Mindshare recently created a report called “Digital Culture and the Digital Normal Index,” which defines what they believe to be digital “normalness” and or “abnormalness” per country. The purpose of the study done was ultimately to give insight to what drives individuals to go online—i.e. music, watch movies, blog or play games on the internet. About 30 different topics in 30 different countries are covered in the report for online activity such as social networking, and watching porn and are then compared to behaviors across the following categories: information, self-expression and communication, transaction and entertainment.
Each country was ranked according to the above measurements, also keeping in mind the digital infrastructures in place for those countries (i.e. speed of internet connection). The results where surprising. The U.S. –among the world’s richest and technologically advanced nation—was least motivated to go online for self-expression/communications and transactions. The U.K. –a nation of tech geeks (defined from a recent study)—is at the bottom of the normalness ranking because they are less motivated to go online for information, communication; however they are eager to find entertainment, and shop online. Japan—the leader in tech and engineering innovation—is left behind the U.S. and the U.K. with the least motivation to have fun online, do transactions and socialize.

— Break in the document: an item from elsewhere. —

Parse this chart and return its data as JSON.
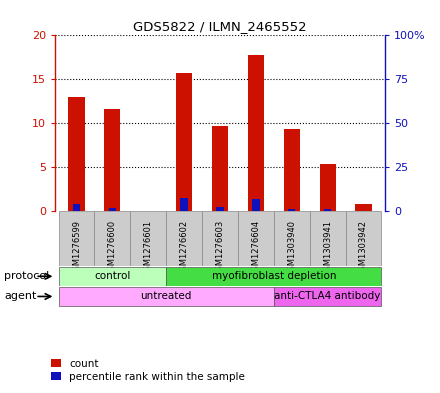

The leaders for normalness were China, Portugal, and Singapore. The BRIC countries led by China, had “above normal” in motivation to use digital communication tools.
Why I am Curious:
Sometime when we don’t have the right information we make educated guesses. Based on what I know and have read, saying the U.S. and U.K. were the most motivated to be online would have been my guess yet it is the complete opposite. I find this to be really interesting and it just goes to show educated guesses can be really far off if we don’t have the right information or don’t ask the right questions.